Vale la pena señalar hacia dónde se encaminan las discusiones que, con relación al Consejo de Seguridad y a la Asamblea General, se vienen planteando, mucho más en un contexto donde la unipolaridad que se impuso tras el fin de la Guerra Fría está dando paso a la consolidación de un sistema multipolar.
La Asamblea General de Naciones Unidas. Más allá de ser la asamblea internacional más grande y representativa del mundo, y el órgano más democrático dentro del Sistema de Naciones Unidas, la Asamblea General es una instancia que se ahoga en el debate irrelevante, donde rara vez se ha logrado resolver o incidir verdaderamente sobre algún problema mundial.
Las propuestas de su reforma van en dirección de centrar o mantener una agenda específica de la que emanen resoluciones a las que se les pueda hacer seguimiento. Modificar el consenso que priva en una asamblea de 193 miembros y que dificulta lograrlo, fortalecer el papel del presidente de la Asamblea General, reforzar la colaboración entre la Asamblea General y el Consejo de Seguridad; por mencionar las más llamativas.
En todo caso, la búsqueda es su fortalecimiento ya que es, a los ojos de la gran mayoría de miembros, el espacio en el que el principio de igualdad soberana de los Estados se cumple, y si bien hasta los momentos ha sido vista como un club de países que se centra en debates ineficaces e irrelevantes, es el espacio político por antonomasia.
El Consejo de Seguridad. Hablar de este órgano resulta un poco más complicado, fundamentalmente por el impacto que el veto tiene en las decisiones de la ONU, exclusivo de solo cinco miembros (China, Estados Unidos, Francia, Reino Unido y Rusia), y al que no cederán en los términos y condiciones actuales atendiendo al realismo que suele imponerse en las relaciones internacionales. Un veto que se entendió en el contexto del fin de la Segunda Guerra Mundial y del necesario equilibrio de poder que exigía el surgimiento de un mundo con armas nucleares, pero que hoy parece cuando menos injusto.
Mas allá de estas consideraciones, que de inicio siempre se deberían plantear, no es menos cierto que tras 78 años de funcionamiento, y con una organización de 193 miembros —142 además de los 51 fundadores—, la reforma del Consejo de Seguridad es una necesidad que los tiempos actuales demandan, con sus distintas dinámicas.
INCLUSO LAS GRANDES POTENCIAS SIENTEN LA NECESIDAD DE REFORMAR LA ORGANIZACIÓN
Quizá la más importante, y a la que hay que prestarle mayor atención, es la necesidad de que el órgano sea más representativo de lo que es actualmente: además de los ya citados miembros permanentes, África elige tres; dos de América Latina y El Caribe; dos de Asia y Pacífico; dos de Europa Occidental y Otros; y Europa del Este elije uno, para un total de 10 miembros no permanentes electos para un período de dos años no renovables.

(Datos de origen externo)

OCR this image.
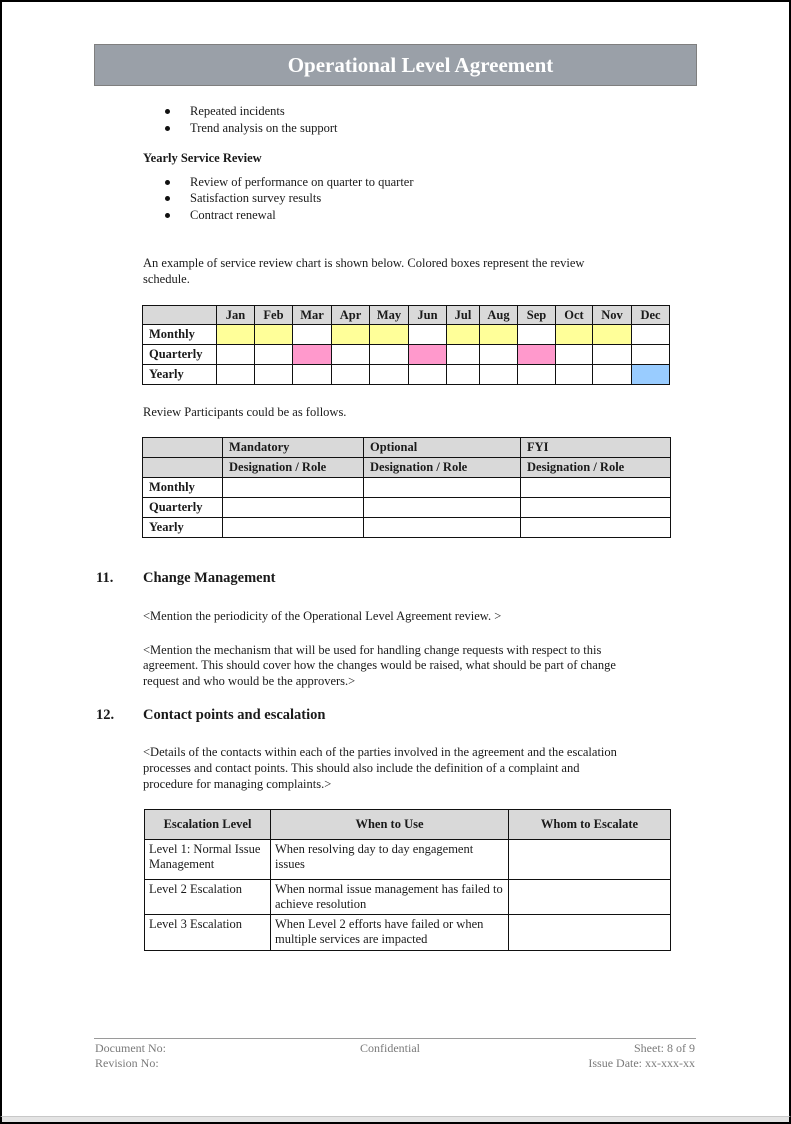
Operational Level Agreement
Repeated incidents
Trend analysis on the support
Yearly Service Review
Review of performance on quarter to quarter
Satisfaction survey results
Contract renewal
An example of service review chart is shown below. Colored boxes represent the review
schedule.
	Jan	Feb	Mar	Apr	May	Jun	Jul	Aug	Sep	Oct	Nov	Dec
Monthly												
Quarterly												
Yearly												
Review Participants could be as follows.
	Mandatory	Optional	FYI
	Designation / Role	Designation / Role	Designation / Role
Monthly			
Quarterly			
Yearly			
11. Change Management
<Mention the periodicity of the Operational Level Agreement review. >
<Mention the mechanism that will be used for handling change requests with respect to this
agreement. This should cover how the changes would be raised, what should be part of change
request and who would be the approvers.>
12. Contact points and escalation
<Details of the contacts within each of the parties involved in the agreement and the escalation
processes and contact points. This should also include the definition of a complaint and
procedure for managing complaints.>
Escalation Level	When to Use	Whom to Escalate
Level 1: Normal Issue Management	When resolving day to day engagement issues	
Level 2 Escalation	When normal issue management has failed to achieve resolution	
Level 3 Escalation	When Level 2 efforts have failed or when multiple services are impacted	
Document No:
Revision No:
Confidential	Sheet: 8 of 9
Issue Date: xx-xxx-xx
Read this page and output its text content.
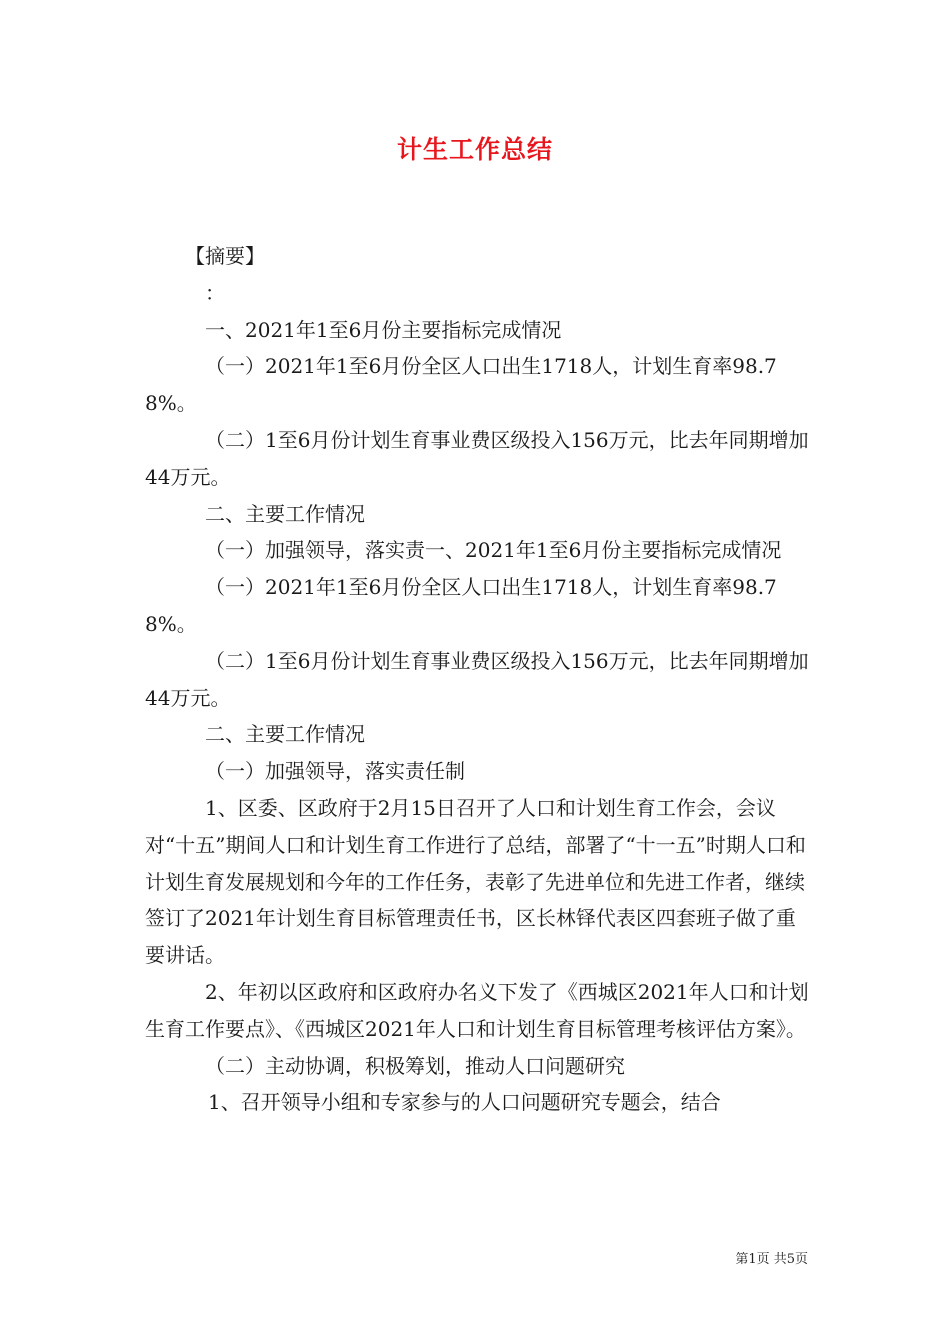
计生工作总结

【摘要】

：

一、2021年1至6月份主要指标完成情况

（一）2021年1至6月份全区人口出生1718人，计划生育率98.78%。

（二）1至6月份计划生育事业费区级投入156万元，比去年同期增加44万元。

二、主要工作情况

（一）加强领导，落实责一、2021年1至6月份主要指标完成情况

（一）2021年1至6月份全区人口出生1718人，计划生育率98.78%。

（二）1至6月份计划生育事业费区级投入156万元，比去年同期增加44万元。

二、主要工作情况

（一）加强领导，落实责任制

1、区委、区政府于2月15日召开了人口和计划生育工作会，会议对“十五”期间人口和计划生育工作进行了总结，部署了“十一五”时期人口和计划生育发展规划和今年的工作任务，表彰了先进单位和先进工作者，继续签订了2021年计划生育目标管理责任书，区长林铎代表区四套班子做了重要讲话。

2、年初以区政府和区政府办名义下发了《西城区2021年人口和计划生育工作要点》、《西城区2021年人口和计划生育目标管理考核评估方案》。

（二）主动协调，积极筹划，推动人口问题研究

1、召开领导小组和专家参与的人口问题研究专题会，结合

第1页 共5页
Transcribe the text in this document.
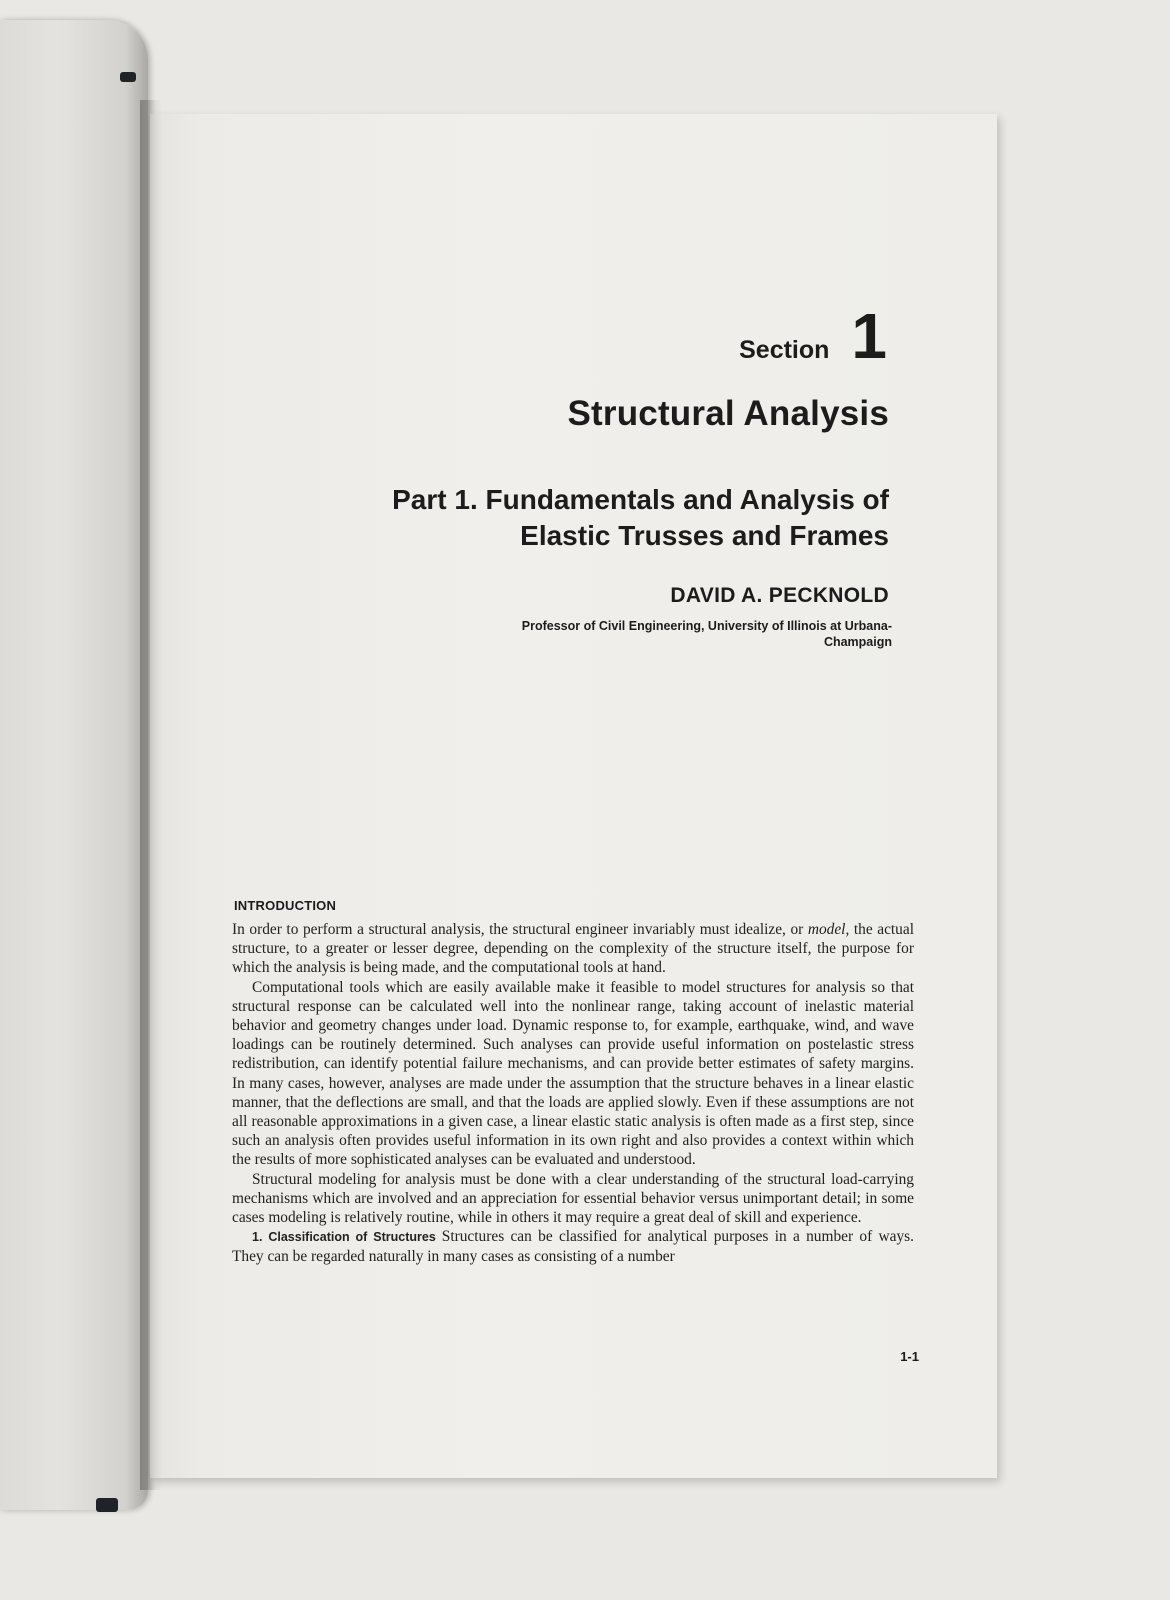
Section 1
Structural Analysis
Part 1. Fundamentals and Analysis of
Elastic Trusses and Frames
DAVID A. PECKNOLD
Professor of Civil Engineering, University of Illinois at Urbana-
Champaign
INTRODUCTION

In order to perform a structural analysis, the structural engineer invariably must idealize, or model, the actual structure, to a greater or lesser degree, depending on the complexity of the structure itself, the purpose for which the analysis is being made, and the computational tools at hand.

Computational tools which are easily available make it feasible to model structures for analysis so that structural response can be calculated well into the nonlinear range, taking account of inelastic material behavior and geometry changes under load. Dynamic response to, for example, earthquake, wind, and wave loadings can be routinely determined. Such analyses can provide useful information on postelastic stress redistribution, can identify potential failure mechanisms, and can provide better estimates of safety margins. In many cases, however, analyses are made under the assumption that the structure behaves in a linear elastic manner, that the deflections are small, and that the loads are applied slowly. Even if these assumptions are not all reasonable approximations in a given case, a linear elastic static analysis is often made as a first step, since such an analysis often provides useful information in its own right and also provides a context within which the results of more sophisticated analyses can be evaluated and understood.

Structural modeling for analysis must be done with a clear understanding of the structural load-carrying mechanisms which are involved and an appreciation for essential behavior versus unimportant detail; in some cases modeling is relatively routine, while in others it may require a great deal of skill and experience.

1. Classification of Structures Structures can be classified for analytical purposes in a number of ways. They can be regarded naturally in many cases as consisting of a number

1-1
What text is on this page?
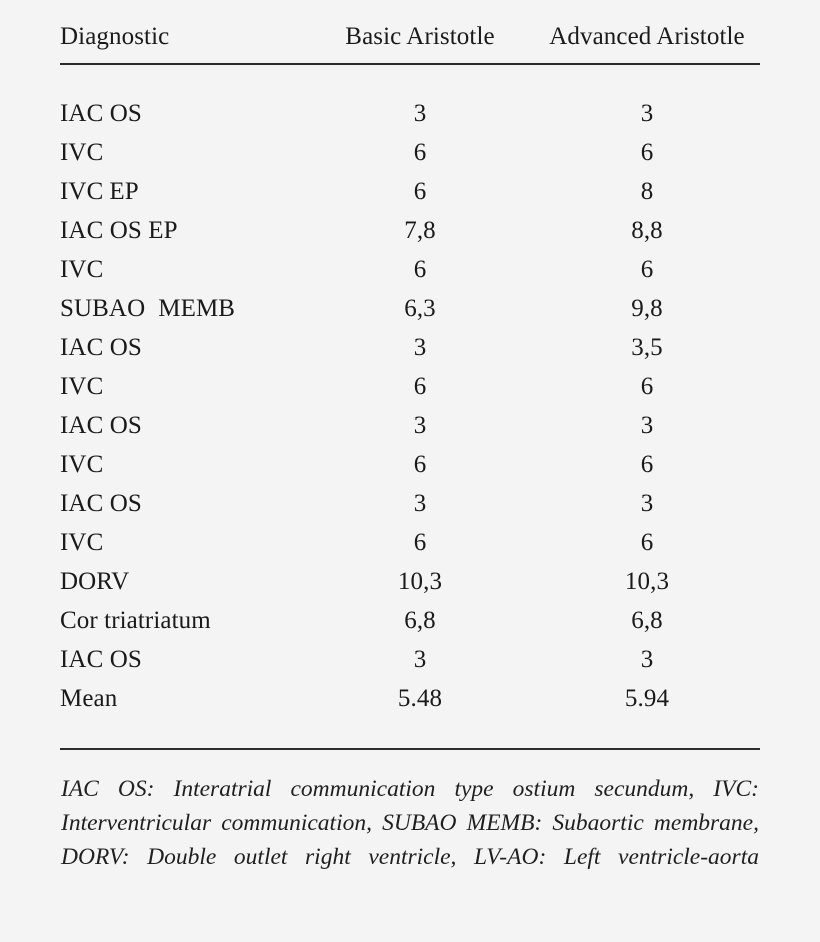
Diagnostic	Basic Aristotle	Advanced Aristotle
IAC OS	3	3
IVC	6	6
IVC EP	6	8
IAC OS EP	7,8	8,8
IVC	6	6
SUBAO MEMB	6,3	9,8
IAC OS	3	3,5
IVC	6	6
IAC OS	3	3
IVC	6	6
IAC OS	3	3
IVC	6	6
DORV	10,3	10,3
Cor triatriatum	6,8	6,8
IAC OS	3	3
Mean	5.48	5.94
IAC OS: Interatrial communication type ostium secundum, IVC: Interventricular communication, SUBAO MEMB: Subaortic membrane, DORV: Double outlet right ventricle, LV-AO: Left ventricle-aorta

Anualmente se renuevan cinco miembros de los 10.
Esta configuración actual de 15 miembros, cinco permanentes con derecho a veto y 10 no permanentes —electos para periodos de dos años—, renovados anualmente en tandas de cinco, es la configuración que surgió de la única reforma que ha sufrido el Consejo de Seguridad y que entró en vigor en 1965, cuando se pasó de 11 miembros —cinco permanentes con derecho a voto y seis no permanentes— a la configuración actual, en la que el Norte Global concentra 5 de los 15 —un tercio— escaños del Consejo de Seguridad, dejando infrarrepresentadas otras zonas del planeta, en especial África, continente con el mayor número de países y el segundo más poblado.
Las propuestas que se han realizado van desde la incorporación de nuevos miembros permanentes con veto, conocidos como G4 —Alemania, Brasil, India y Japón—; la ampliación de la membresía no permanente de 10 a 16 —21 en total— o de 10 a 19 —24 en total—, dependiendo de la propuesta que se escuche; la consideración de membresías a largo plazo, que se revisarían cada diez años y se otorgarían respondiendo a criterios de PIB y población; la supresión, limitación o justificación del veto; y la restructuración del sistema de votación.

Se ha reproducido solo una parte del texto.